Interaction between moving object and medium (liquid, gas) sometimes cannot be neglected.
The medium exerts a resistive force $f$ on the object opposite to its direction of motion. (Common example: Air resistance)
The magnitude of the resistive force, $f$, generally increases with increasing speed. The actual dependence of the magnitude of the resistive force with the speed is complicated. Hence, the common approximations used are as follows:
- For small objects at low speeds. (E.g. Dust in air) $$f = kv$$
- For large objects at high speeds (E.g. Skydiver) $$f = D v^{2}$$
Resistive Forces At Low Speed
Neglecting upthrust or buoyancy force, the vertical forces on the object is:
$$\begin{aligned} \sum F_{y} &= ma \\ &= m \frac{dv}{dt} \end{aligned}$$
Since $f = kv$,
$$\begin{aligned} mg-kv &= m \frac{dv}{dt} \\ \frac{dv}{dt} &= g-\frac{k}{m} v \end{aligned}$$
, where k is a constant. The value of k depends on the medium and the object.
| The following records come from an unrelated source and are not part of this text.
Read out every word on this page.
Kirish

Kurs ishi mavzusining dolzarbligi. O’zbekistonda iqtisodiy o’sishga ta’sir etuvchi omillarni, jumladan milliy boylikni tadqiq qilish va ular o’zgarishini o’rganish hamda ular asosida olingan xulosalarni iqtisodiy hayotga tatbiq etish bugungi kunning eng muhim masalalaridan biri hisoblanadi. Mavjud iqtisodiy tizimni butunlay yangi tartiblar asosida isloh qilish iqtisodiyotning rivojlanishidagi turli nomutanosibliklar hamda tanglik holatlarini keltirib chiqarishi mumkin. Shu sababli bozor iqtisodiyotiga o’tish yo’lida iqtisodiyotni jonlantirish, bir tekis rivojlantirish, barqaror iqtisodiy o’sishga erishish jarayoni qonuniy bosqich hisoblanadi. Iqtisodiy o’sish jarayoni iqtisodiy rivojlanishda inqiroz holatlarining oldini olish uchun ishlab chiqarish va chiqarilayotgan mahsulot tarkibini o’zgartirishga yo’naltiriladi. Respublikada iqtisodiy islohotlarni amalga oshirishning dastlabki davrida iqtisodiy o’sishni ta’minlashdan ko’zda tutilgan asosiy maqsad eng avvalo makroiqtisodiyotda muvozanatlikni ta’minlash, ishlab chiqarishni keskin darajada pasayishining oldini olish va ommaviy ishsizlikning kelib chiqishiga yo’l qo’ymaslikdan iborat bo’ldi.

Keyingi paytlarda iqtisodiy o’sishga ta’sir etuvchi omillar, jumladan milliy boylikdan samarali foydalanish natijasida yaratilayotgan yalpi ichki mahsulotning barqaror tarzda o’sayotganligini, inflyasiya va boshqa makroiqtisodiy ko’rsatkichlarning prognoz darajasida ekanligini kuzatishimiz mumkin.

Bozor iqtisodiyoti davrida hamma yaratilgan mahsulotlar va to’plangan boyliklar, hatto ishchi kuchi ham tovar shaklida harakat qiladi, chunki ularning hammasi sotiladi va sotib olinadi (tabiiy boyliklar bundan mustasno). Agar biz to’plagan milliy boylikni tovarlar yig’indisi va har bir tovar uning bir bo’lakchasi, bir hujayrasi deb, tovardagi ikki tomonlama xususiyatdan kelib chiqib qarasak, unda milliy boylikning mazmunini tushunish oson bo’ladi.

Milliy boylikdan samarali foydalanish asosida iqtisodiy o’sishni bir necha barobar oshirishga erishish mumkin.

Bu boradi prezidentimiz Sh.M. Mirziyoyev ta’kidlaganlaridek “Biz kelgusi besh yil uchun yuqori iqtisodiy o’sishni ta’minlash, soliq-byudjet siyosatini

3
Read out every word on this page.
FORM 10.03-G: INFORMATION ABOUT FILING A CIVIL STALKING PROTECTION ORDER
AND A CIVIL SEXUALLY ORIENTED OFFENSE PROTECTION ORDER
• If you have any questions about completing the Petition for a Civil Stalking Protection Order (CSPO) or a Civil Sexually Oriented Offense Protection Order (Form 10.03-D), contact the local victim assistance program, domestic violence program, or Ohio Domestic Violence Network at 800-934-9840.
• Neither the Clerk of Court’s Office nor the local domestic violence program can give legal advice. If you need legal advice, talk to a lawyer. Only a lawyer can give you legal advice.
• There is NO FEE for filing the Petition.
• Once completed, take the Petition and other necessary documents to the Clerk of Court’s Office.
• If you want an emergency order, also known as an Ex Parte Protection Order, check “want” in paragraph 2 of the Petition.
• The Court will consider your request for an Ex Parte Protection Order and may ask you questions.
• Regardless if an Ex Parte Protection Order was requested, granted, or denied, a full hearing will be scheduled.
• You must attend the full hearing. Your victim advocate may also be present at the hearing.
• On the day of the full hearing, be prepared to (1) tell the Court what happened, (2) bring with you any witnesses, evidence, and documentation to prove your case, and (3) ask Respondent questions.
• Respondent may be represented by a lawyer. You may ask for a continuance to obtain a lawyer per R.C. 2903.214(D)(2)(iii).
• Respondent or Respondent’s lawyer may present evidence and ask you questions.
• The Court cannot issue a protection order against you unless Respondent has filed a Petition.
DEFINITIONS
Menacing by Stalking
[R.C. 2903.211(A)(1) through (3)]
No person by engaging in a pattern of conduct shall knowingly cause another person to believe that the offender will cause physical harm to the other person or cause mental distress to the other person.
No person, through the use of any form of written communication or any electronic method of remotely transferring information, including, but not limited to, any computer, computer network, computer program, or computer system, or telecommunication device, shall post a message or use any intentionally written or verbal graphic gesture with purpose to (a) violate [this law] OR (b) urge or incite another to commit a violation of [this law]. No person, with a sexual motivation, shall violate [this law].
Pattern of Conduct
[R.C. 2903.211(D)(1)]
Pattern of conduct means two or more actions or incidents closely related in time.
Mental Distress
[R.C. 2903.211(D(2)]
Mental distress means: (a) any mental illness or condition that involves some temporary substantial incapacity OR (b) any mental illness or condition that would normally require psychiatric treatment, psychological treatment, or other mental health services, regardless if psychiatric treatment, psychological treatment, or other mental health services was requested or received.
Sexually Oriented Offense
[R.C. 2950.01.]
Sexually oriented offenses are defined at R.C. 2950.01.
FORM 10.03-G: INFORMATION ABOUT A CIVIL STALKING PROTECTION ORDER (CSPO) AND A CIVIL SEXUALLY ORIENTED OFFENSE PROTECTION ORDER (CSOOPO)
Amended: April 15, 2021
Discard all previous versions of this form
When $v = 0$, the resistive force $-kv$ is also zero and the acceleration is simply $g$.
As t increases, the resistive force increases and the acceleration decreases.
Eventually, the acceleration becomes zero and object moves with a constant speed $v_{t}$, which is the terminal speed. The terminal speed is:
$$\begin{aligned} mg-kv_{t} &= 0 \\ v_{t} &= \frac{mg}{k} \end{aligned}$$
Let’s find v as a function of t, solving $\frac{dv}{dt} = g-\frac{k}{m} v$, we have:
$$v = \frac{mg}{k} \left( 1-e^{-\frac{kt}{m}} \right)$$
Defining the time constant, $\tau = \frac{m}{k}$, we have:
$$v = v_{t} \left( 1-e^{\frac{-t}{\tau}} \right)$$
A graph showing the effect of resistive force on the speed of the object:
Air Drag At High Speeds
For objects moving at high speeds through the air, the resistive force is proportional to the square of the speed,
$$f = Dv^{2}$$
A more detailed formula is:
$$f = \frac{1}{2} D \rho A v^{2}$$
, where
- $\rho$ is the density of air
- $A$ is the cross-sectional area of the falling object; measured in a plane perpendicular to its motion
- $D$ is the drag coefficient
Let’s find the terminal velocity for the more detailed formula. We have:
$$\begin{aligned} mg-\frac{1}{2} D \rho A v^{2} &= ma \\ a &= g-\left( \frac{D \rho A}{2m} \right) v^{2} \\ v_{t} &= \sqrt{\frac{2mg}{D \rho A}} \end{aligned}$$